St. Teresa of Avila R.C. Church

A Brief History

St. Teresa of Avila R.C. Church is the story of America. It is the story of men and women who left the country of their birth and journeyed to a new land in search of opportunity and a better life—the founding Irish and Italian parishioners of St.

Teresa, facing intense discrimination in their adopted country, wanted a church of their own in which to worship.

In 1874, the Diocese of Brooklyn assigned the task of building St. Teresa of Avila to a young priest named Thomas McNamee, himself a newly arrived immigrant from Ireland. Under Father McNamee's stewardship, the founding parishioners would literally not only build the lower church with their own hands but also raise funds over the next fifty years to build a convent for the Sisters of St. Joseph, a residence for the Franciscan Brothers and two Catholic schools.

In 1887, the parish added a second floor to the existing church installed stained glass windows designed by the renowned Franz Mayer Studios of Munich, Germany (named by Pope Leo XIII as the company of the "Pontifical Institute of Christian Art.") Founding parishioners also raised money and built a second convent in the community for the Carmelite Nuns, an auditorium for community activities, as well as a vocational school to prepare young women for secretarial careers.

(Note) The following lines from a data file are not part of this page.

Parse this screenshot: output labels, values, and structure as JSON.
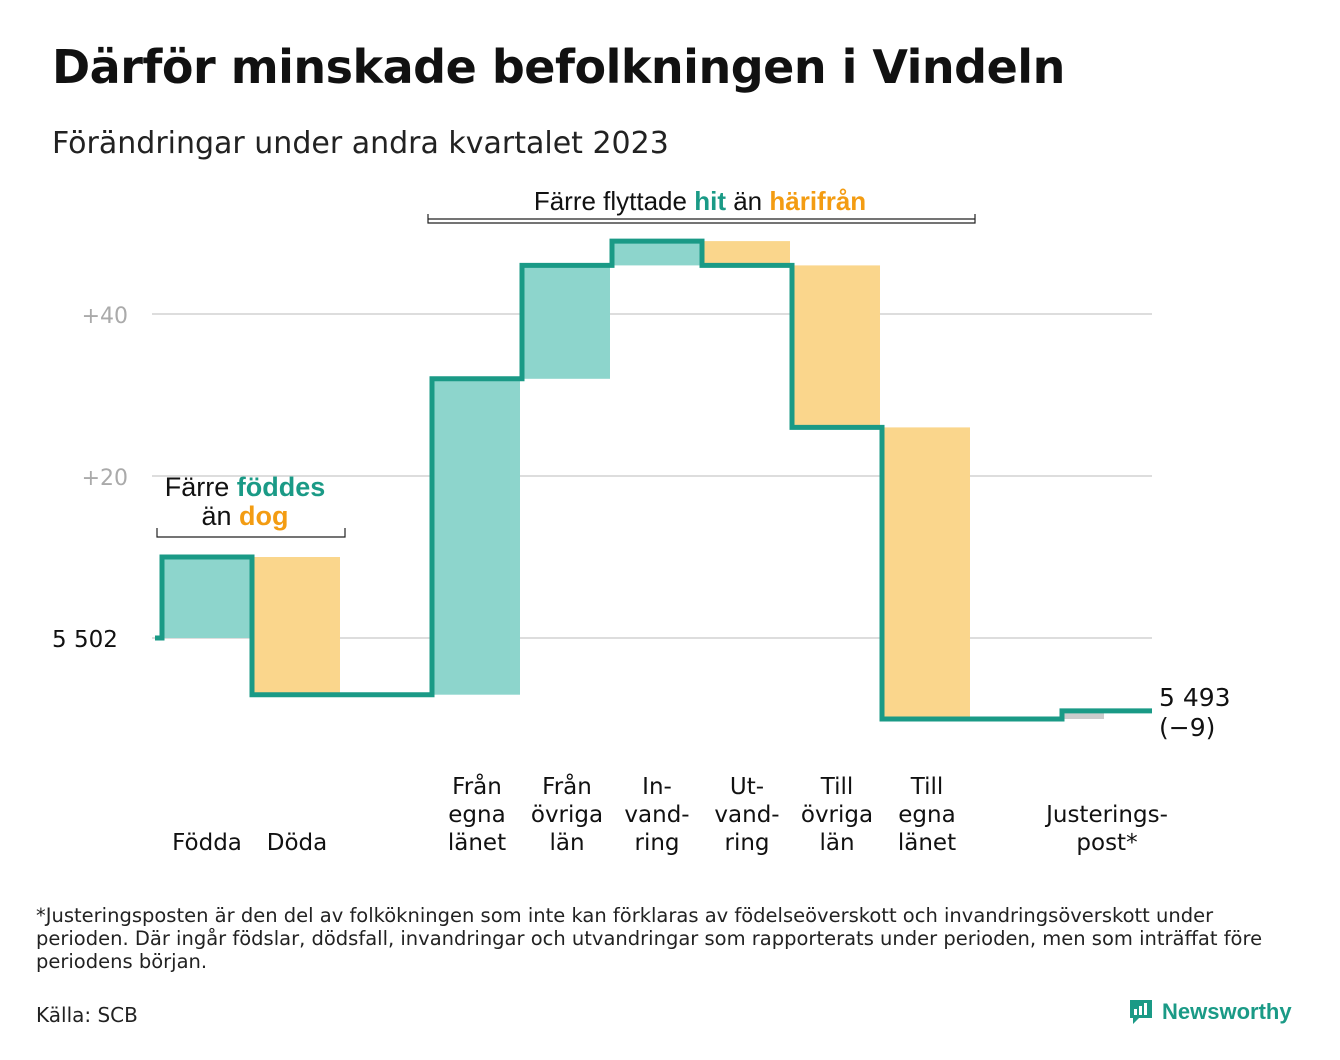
{
  "title": "Därför minskade befolkningen i Vindeln",
  "subtitle": "Förändringar under andra kvartalet 2023",
  "colors": {
    "increase": "#8dd5cc",
    "decrease": "#fad68c",
    "adjustment": "#cccccc",
    "line": "#1a9a86",
    "accent_green": "#1a9a86",
    "accent_orange": "#f39c12",
    "grid": "#dddddd",
    "tick_label": "#aaaaaa"
  },
  "chart_data": {
    "type": "waterfall",
    "start_value": 5502,
    "end_value": 5493,
    "y_axis": {
      "ticks": [
        {
          "value": 0,
          "label": "5  502"
        },
        {
          "value": 20,
          "label": "+20"
        },
        {
          "value": 40,
          "label": "+40"
        }
      ],
      "range": [
        -10,
        50
      ]
    },
    "categories": [
      {
        "label": [
          "Födda"
        ],
        "change": 10
      },
      {
        "label": [
          "Döda"
        ],
        "change": -17
      },
      {
        "label": [],
        "change": 0
      },
      {
        "label": [
          "Från",
          "egna",
          "länet"
        ],
        "change": 39
      },
      {
        "label": [
          "Från",
          "övriga",
          "län"
        ],
        "change": 14
      },
      {
        "label": [
          "In-",
          "vand-",
          "ring"
        ],
        "change": 3
      },
      {
        "label": [
          "Ut-",
          "vand-",
          "ring"
        ],
        "change": -3
      },
      {
        "label": [
          "Till",
          "övriga",
          "län"
        ],
        "change": -20
      },
      {
        "label": [
          "Till",
          "egna",
          "länet"
        ],
        "change": -36
      },
      {
        "label": [],
        "change": 0
      },
      {
        "label": [
          "Justerings-",
          "post*"
        ],
        "change": 1,
        "adjustment": true
      }
    ],
    "end_label": [
      "5 493",
      "(−9)"
    ],
    "annotations": {
      "births": {
        "parts": [
          "Färre ",
          "föddes",
          "än ",
          "dog"
        ]
      },
      "migration": {
        "parts": [
          "Färre flyttade ",
          "hit",
          " än ",
          "härifrån"
        ]
      }
    }
  },
  "footnote": "*Justeringsposten är den del av folkökningen som inte kan förklaras av födelseöverskott och invandringsöverskott under perioden. Där ingår födslar, dödsfall, invandringar och utvandringar som rapporterats under perioden, men som inträffat före periodens början.",
  "source": "Källa: SCB",
  "brand": {
    "name": "Newsworthy",
    "icon": "newsworthy-logo-icon"
  }
}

St. Teresa adheres to the mission begun by the founders as a place of worship for new immigrants. Almost a hundred years after the founding of St. Teresa of Avila, newly arriving Haitian immigrants would experience the same type of discrimination in seeking a place to worship as the church founders.

In the 1970s, St. Teresa became the first church in the United States to open its doors for worship and assistance to newly arriving Haitians.